[LINK] Facebook's power should worry us all

David Boxall david.boxall at hunterlink.net.au
Mon Oct 10 10:19:41 AEDT 2011

More and more, I find reasons to rejoice that I resisted the Facebook 

Julian Lee
October 10, 2011
If Facebook was a government agency, its power would be as undisputed as 
it would be frightening.

For a single organisation to know as much as it does about the habits, 
interests and behaviour of 10 million Australians is unsettling.

If a government department had so much up-to-the-minute information 
about who we know, where we have been and what we are doing at its 
fingertips then one can only imagine the outcry.

And yet here we have a privately-owned company accountable to no one 
operating with apparent immunity from the law. Aside from the grumbling 
that invariably attends any changes Facebook makes to its site, no one 
has yet taken to the streets.

Facebook's power continues to grow (800 million users and counting) and, 
on the face of it, the only real alternative left open to us is to 
either beat a retreat into a self-imposed disconnected world or total 

For waiting for the government or the regulators to step in may be a 
futile exercise. The hyperbolic pace at which technology moves is no 
match for the law.

The amount of times that the Australian Law Reform Commission mentioned 
Facebook in its weighty report into privacy, delivered in August 2008, 
can be counted on both hands. That's not the fault of the commissioners 
so much as when they embarked on their task of reviewing privacy 
legislation in 2006 Facebook was a relatively nascent service. Most of 
the focus was on the comparatively simple — and now largely redundant — 
social networking site MySpace.

Three years on and not one of the Commission's 295 recommendations 
around privacy has actually made it into law, although the government 
has "responded" to 197 of them.

The best hope for any privacy protection resides in an issues paper — 
released a fortnight ago — that explores whether individuals should be 
able to sue for a breach of their privacy.

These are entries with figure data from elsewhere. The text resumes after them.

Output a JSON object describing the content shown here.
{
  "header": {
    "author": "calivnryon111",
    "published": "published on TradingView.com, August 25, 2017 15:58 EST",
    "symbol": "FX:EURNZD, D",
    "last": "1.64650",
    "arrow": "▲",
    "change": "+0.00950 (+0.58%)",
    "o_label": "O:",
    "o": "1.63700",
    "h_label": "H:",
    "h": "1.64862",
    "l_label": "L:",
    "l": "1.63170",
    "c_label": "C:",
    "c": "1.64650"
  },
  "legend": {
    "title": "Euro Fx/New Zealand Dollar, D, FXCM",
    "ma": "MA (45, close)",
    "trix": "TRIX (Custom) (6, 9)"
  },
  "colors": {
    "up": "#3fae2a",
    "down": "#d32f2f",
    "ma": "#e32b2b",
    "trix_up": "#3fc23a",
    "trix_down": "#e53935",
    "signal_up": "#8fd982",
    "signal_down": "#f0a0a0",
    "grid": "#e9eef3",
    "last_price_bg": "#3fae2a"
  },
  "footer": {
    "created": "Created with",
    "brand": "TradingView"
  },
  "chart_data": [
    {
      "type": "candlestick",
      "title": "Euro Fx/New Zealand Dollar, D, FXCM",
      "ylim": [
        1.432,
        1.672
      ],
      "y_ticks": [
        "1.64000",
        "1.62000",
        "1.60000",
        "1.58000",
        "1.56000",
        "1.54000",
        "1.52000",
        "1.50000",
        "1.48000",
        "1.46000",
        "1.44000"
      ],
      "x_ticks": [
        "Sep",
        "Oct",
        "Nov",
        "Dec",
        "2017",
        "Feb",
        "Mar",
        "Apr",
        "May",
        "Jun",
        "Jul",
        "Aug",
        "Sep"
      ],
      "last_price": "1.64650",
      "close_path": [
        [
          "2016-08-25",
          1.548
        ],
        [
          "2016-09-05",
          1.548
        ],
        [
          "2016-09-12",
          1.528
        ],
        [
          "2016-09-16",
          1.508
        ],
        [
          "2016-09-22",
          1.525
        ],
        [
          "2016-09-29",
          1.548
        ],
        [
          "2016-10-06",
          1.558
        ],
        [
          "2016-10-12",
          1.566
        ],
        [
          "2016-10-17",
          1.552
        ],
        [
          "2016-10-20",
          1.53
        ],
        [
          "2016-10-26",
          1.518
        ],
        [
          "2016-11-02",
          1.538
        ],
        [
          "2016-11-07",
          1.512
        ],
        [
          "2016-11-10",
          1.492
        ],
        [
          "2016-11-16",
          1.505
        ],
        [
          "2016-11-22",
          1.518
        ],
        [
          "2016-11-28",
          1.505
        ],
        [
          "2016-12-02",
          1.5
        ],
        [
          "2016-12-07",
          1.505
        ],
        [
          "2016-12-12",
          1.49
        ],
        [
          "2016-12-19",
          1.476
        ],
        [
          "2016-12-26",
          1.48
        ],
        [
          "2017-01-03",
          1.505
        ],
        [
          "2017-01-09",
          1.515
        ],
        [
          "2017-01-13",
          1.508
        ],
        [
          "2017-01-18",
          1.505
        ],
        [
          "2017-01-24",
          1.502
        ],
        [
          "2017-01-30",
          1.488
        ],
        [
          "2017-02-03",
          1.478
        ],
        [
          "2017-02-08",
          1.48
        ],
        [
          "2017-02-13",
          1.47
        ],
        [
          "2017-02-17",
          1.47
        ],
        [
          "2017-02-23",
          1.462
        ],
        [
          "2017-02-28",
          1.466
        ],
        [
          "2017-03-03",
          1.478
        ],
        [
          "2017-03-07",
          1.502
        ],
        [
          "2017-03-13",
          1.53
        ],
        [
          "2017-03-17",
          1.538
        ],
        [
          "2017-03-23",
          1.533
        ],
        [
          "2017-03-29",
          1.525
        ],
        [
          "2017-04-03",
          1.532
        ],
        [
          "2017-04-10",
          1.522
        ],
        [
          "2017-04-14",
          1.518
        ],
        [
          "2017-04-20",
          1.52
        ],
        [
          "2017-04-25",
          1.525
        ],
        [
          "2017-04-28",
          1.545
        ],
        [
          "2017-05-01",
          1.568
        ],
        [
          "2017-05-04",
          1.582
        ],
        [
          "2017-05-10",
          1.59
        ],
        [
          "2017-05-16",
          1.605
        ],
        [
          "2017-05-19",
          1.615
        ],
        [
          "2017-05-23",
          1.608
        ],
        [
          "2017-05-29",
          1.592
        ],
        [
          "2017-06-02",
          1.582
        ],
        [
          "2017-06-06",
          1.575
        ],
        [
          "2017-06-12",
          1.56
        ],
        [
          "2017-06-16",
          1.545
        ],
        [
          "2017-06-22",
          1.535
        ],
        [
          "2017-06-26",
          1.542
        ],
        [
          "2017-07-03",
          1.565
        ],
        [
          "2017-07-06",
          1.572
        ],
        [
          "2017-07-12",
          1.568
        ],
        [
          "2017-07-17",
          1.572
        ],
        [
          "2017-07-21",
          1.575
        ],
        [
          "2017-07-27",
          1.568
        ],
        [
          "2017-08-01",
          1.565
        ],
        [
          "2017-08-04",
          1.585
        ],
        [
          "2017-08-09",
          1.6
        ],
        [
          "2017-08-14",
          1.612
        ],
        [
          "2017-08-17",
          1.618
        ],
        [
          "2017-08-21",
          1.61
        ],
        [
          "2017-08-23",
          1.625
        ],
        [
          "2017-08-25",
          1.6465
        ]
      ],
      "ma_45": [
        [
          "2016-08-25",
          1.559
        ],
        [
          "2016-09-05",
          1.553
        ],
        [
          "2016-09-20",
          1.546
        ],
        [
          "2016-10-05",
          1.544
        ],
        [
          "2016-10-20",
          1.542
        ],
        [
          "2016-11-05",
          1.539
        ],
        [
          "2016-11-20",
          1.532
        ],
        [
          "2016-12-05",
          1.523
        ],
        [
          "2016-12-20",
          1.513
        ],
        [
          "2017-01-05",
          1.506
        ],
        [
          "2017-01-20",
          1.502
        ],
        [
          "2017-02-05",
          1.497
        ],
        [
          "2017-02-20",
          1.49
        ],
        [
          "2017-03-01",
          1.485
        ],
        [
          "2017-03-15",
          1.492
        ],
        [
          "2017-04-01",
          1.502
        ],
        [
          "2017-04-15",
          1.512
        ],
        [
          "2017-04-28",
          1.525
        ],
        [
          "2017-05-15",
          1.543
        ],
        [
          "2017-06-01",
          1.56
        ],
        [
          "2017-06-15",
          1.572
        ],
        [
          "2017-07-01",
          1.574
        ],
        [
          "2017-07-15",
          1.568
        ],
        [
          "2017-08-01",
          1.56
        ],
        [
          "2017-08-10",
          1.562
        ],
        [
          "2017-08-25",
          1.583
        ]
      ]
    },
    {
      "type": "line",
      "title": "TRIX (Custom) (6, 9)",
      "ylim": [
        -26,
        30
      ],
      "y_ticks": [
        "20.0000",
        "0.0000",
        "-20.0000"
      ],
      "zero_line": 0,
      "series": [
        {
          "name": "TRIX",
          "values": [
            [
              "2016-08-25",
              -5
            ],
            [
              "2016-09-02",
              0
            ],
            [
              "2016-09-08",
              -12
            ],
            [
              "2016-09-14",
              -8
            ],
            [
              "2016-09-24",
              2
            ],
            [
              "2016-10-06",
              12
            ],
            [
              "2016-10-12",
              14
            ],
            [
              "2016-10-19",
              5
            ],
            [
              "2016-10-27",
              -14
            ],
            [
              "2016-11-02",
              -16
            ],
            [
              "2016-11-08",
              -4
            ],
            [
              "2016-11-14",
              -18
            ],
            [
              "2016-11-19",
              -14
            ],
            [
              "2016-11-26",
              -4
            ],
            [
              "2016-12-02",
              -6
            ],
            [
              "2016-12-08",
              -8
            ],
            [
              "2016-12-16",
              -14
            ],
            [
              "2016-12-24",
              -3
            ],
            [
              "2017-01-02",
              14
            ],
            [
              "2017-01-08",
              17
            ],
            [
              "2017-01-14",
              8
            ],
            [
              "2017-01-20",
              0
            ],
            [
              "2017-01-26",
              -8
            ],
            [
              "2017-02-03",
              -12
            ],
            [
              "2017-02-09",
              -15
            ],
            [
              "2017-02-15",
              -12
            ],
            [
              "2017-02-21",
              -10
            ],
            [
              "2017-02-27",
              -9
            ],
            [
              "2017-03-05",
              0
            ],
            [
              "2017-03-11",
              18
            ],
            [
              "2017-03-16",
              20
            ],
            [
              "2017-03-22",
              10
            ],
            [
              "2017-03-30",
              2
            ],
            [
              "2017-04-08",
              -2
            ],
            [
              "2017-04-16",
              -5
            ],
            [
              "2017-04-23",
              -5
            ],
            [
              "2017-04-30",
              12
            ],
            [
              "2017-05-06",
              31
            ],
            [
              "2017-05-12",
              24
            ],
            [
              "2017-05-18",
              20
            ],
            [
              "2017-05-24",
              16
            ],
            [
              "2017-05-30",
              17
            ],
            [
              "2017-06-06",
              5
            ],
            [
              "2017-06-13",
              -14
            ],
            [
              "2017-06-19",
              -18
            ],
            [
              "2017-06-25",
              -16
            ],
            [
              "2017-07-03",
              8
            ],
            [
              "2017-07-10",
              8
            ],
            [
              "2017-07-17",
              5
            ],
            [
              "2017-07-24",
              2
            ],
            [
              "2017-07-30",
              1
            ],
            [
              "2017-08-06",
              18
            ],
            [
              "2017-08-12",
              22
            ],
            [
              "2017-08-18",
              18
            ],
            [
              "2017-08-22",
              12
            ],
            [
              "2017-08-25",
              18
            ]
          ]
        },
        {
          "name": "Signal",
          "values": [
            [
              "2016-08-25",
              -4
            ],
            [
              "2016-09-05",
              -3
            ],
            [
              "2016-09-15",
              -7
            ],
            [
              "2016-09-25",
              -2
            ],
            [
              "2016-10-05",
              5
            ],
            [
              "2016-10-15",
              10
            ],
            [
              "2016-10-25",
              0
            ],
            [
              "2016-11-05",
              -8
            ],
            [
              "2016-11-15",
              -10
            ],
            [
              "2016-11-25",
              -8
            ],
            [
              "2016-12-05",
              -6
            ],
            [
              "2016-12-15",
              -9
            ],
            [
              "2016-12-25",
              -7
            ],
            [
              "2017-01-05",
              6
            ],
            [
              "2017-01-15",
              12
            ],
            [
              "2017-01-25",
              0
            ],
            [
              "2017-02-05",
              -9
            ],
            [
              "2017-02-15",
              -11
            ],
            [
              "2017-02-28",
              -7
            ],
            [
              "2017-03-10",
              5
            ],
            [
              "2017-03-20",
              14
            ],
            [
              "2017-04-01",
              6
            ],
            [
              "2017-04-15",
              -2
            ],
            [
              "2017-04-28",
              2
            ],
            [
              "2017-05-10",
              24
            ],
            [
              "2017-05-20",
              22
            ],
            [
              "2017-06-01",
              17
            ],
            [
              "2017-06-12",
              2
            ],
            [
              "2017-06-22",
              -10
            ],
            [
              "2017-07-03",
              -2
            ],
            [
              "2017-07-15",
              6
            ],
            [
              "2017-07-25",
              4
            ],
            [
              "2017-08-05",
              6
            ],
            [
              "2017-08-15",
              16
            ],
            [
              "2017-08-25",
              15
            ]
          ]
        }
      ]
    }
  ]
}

Coming as it does following 
The News of the World hacking scandal, much of its focus is expected to 
be on serious invasions of privacy by the media; the handling of data by 
sophisticated technology companies like Facebook, Google and LinkedIn is 
at risk of coming a distant second.

If it becomes law then it could provide some relief to those individuals 
who quite rightly wonder and fear what Facebook and its ilk are doing 
with the reams of personal data they hoover up in our wake as we go 
about our business on the internet.

At present the federal privacy watchdog has limited powers and resources 
to pursue companies like Facebook through the courts, an issue that the 
commission also raised in its reports and which the government has so 
far done nothing about, along with laws to force companies to disclose 
breaches of data.

Perhaps the federal privacy commissioner, Timothy Pilgrim, was all too 
aware of these limitations when he said he was not going to investigate 
Facebook for tracking people's movements across the internet even after 
they had logged out of their Facebook account.

His acceptance of Facebook's word that it had "rectified the issue" was 
disappointing and given it fell to an Australian security consultant and 
blogger Nik Cubrilovic to unearth Facebook's secret tracking, Pilgrim's 
assurances that he would "continue to monitor future developments" does 
precious little to assuage my fears.

Elsewhere in the world privacy commissioners are wise to the ways of 
Facebook and Google. Last year privacy commissioners from 10 countries — 
Australia was not among them — wrote to Google in the wake of its now 
defunct social networking site, Google Buzz, a feature of which 
automatically suggested friends to new users based on their most 
frequent email and chat contacts in Gmail.

This suck it and see approach prompted the outgoing US commissioner, 
Pamela Jones Harbour, to declare that it was no longer good enough for 
the companies to "throw it against the wall, see if it sticks — and if 
not, we can always pull it back".

Even today Facebook continues to deny there is a problem with its 
tracking and is pushing ahead with "frictionless sharing", whereby a 
user's activities are published on their profiles without any prompting 
by them.

Both Facebook and Google prefer to talk about empowering you the user to 
exert control over your privacy settings, rather than what they are 
doing with your information and with whom they are sharing it. It's all 
part of their quest to gain as much information about you as possible so 
that it can be traded for the purpose of helping more targeted advertising.

A small but growing number of people are withdrawing from Facebook and 
entering into a self-imposed exile but one wonders what it will take 
before the penny drops for the rest of us that we have willingly 
surrendered our identity to corporations that have a cavalier disregard 
to privacy.

It's the price we pay for such free services, the Faustian pact into 
which we have entered in order to survive in an age of constant 
connectivity where the tentacles of Facebook — with its ambition to be 
the "identity platform" — are extending to every corner of the internet.

Which raises the question - if Facebook and Google place a value on your 
identity then why shouldn't you?

Julian Lee is deputy editor of the National Times.

David Boxall                    |  I have seen the past
                                 |  And it worked.